Unity-Technologies / ml-agents

The Unity Machine Learning Agents Toolkit (ML-Agents) is an open-source project that enables games and simulations to serve as environments for training intelligent agents using deep reinforcement learning and imitation learning.
https://unity.com/products/machine-learning-agents
Other
16.61k stars 4.09k forks source link

A general question on multi-agent reinforcement learning #155

Closed kwea123 closed 6 years ago

kwea123 commented 6 years ago

Hello,

First of all thanks for your great work on this project. I would like to ask a question about multi-agent reinforcement learning as one of your environment, Tennis, actually employs this scenario.

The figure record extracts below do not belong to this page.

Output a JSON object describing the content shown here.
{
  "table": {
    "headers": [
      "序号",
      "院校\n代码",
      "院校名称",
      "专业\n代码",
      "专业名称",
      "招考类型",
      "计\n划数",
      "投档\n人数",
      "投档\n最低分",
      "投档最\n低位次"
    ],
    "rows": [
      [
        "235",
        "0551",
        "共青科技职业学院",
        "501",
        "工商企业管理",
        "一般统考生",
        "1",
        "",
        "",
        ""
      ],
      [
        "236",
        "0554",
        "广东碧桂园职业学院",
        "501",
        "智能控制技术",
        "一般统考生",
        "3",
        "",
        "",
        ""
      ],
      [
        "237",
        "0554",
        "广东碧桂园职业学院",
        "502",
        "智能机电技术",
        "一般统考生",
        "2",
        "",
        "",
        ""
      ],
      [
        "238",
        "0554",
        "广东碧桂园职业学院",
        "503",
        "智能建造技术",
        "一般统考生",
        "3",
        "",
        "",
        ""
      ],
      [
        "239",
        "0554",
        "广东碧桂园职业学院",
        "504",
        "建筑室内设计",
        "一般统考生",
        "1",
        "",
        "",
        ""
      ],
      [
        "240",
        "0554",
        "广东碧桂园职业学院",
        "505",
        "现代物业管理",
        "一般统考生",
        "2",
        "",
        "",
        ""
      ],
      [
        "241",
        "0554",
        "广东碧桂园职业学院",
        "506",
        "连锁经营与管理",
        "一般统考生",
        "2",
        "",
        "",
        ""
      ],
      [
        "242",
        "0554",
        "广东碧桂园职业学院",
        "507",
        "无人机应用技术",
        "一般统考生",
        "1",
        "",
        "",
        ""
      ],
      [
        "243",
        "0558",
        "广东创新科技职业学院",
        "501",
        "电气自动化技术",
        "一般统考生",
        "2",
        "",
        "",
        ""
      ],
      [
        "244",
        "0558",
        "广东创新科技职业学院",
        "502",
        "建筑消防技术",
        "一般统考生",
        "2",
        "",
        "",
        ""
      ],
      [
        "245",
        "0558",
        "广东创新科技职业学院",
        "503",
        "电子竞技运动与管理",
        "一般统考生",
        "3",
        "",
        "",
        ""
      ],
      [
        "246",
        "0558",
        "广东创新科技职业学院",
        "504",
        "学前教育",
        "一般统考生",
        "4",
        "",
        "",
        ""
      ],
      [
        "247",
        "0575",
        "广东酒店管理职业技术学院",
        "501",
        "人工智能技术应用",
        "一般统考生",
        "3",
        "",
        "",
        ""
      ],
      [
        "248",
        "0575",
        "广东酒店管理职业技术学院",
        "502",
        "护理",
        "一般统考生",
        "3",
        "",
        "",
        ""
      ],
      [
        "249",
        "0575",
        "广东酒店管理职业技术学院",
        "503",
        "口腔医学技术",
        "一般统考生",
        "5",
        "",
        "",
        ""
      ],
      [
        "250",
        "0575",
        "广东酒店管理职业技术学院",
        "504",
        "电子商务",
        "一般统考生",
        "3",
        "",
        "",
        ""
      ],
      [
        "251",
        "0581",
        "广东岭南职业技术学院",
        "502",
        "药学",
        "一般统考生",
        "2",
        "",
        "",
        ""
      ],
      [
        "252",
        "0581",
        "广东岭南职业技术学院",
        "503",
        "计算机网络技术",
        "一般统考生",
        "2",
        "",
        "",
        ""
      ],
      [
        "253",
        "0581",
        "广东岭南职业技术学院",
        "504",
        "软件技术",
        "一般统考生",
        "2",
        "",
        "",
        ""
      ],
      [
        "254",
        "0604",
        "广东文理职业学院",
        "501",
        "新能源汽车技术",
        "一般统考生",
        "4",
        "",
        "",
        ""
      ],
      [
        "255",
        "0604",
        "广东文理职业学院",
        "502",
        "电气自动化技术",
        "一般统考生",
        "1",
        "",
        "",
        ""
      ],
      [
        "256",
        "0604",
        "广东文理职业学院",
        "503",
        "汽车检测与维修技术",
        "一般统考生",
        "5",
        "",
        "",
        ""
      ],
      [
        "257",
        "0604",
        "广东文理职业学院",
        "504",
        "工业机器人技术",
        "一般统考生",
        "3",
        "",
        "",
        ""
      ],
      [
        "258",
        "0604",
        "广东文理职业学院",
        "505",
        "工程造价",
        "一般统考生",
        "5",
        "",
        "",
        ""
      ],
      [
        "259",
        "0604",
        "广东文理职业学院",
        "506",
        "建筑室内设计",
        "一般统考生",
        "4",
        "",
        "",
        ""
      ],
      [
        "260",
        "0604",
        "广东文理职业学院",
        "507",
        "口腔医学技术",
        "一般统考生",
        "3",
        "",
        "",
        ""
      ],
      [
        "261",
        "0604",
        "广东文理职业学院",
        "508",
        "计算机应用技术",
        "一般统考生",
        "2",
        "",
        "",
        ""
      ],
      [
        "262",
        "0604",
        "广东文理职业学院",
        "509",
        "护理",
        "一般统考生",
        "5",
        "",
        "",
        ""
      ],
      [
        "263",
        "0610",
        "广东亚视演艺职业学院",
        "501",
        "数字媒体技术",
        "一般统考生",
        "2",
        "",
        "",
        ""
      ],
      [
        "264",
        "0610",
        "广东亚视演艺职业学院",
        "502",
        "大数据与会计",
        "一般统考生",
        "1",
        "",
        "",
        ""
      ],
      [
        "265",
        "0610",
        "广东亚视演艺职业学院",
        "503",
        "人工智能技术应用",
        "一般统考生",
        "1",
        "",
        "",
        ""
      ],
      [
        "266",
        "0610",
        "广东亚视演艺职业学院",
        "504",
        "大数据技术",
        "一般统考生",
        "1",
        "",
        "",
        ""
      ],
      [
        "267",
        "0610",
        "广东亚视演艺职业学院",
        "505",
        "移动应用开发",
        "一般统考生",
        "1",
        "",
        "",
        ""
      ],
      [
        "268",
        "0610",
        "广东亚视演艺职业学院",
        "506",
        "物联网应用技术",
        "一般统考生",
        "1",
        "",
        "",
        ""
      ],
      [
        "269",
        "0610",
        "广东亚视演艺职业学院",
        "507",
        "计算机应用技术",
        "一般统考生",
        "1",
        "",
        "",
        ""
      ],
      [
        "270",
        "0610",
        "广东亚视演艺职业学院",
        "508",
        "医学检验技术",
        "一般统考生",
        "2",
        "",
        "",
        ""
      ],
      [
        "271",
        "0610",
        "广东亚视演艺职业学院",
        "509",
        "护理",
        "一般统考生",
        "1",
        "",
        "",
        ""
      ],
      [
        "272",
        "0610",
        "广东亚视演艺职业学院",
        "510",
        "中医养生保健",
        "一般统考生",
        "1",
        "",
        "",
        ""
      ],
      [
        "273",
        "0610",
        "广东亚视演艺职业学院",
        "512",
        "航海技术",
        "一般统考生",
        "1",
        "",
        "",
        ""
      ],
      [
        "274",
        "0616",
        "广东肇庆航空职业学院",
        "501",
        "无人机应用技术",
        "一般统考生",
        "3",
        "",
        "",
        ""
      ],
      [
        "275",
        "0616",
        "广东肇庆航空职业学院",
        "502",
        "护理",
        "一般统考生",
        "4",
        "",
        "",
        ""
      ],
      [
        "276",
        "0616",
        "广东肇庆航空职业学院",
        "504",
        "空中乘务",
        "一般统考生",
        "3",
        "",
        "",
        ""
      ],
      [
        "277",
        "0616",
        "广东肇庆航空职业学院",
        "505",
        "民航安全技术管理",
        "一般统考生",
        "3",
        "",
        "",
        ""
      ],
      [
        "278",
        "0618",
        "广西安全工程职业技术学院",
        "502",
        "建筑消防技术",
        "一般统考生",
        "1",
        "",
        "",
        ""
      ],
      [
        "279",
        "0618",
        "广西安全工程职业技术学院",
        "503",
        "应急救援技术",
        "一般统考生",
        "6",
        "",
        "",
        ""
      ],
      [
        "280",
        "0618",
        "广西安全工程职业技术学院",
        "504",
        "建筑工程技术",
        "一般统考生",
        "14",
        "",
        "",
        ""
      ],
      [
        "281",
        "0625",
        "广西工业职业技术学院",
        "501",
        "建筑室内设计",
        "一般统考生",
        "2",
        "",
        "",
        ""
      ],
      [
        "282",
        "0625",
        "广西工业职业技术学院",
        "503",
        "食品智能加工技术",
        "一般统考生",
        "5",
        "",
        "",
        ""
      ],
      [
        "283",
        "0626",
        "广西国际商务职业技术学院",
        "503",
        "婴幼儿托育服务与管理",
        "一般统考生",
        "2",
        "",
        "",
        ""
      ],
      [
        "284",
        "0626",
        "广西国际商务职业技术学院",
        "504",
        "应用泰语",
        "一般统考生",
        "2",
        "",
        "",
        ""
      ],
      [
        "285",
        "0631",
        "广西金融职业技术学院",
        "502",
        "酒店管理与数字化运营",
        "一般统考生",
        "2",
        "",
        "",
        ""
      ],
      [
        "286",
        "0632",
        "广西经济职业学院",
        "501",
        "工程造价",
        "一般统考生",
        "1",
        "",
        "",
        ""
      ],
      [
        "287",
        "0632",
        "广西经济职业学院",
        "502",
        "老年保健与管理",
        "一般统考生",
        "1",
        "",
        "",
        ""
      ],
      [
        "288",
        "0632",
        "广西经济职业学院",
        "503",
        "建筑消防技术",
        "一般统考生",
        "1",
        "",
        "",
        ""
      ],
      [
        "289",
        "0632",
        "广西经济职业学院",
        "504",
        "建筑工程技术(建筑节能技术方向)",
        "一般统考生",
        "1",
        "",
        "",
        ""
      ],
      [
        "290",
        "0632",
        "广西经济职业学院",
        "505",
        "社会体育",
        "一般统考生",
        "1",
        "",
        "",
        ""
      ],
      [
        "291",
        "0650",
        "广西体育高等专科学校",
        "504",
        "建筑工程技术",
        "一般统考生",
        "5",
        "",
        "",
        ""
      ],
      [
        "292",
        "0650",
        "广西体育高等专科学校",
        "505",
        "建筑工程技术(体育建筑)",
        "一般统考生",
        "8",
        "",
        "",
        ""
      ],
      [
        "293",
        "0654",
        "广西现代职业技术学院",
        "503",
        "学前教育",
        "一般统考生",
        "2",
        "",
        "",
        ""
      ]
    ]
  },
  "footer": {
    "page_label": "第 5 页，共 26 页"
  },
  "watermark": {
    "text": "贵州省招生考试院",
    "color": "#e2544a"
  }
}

From what I understand, in multi-agent scenarios, we are trying to find (or to approach) a Nash equilibrium (NE) of the game. In case we have only two adversarial agents against each other, we can model the scenario as a two player zero sum game, by setting rewards such that when one agent gets a positive reward, the other gets a negative one with the same absolute value. There are many interesting properties of these kind of games that are proven, for example that a mixed strategy NE always exists, and all NE have the same payoff values.

To find a such NE, we can use self plays (like in Alphago), and finally we get a (approximated) mixed strategy NE profile and the (also approximated) payoff matrix.

My question is, is my understanding correct, that in multi-agent scenarios (and in self plays) we're trying to find out each player's strategy profile in a mixed strategy NE (which is what the policy network does), and the value network corresponds to the payoff matrix?

Also, If so, how do we deal with continuous actions? In discrete action space we can approximate all sorts of distributions, but in continuous space, we usually model the action with a gaussian distribution, which is very restrictive here. For example if the mixed NE strategy requires 1/2 probability of playing "1" and 1/2 of playing "0", then as far as I know, no traditional distributions can even approach this.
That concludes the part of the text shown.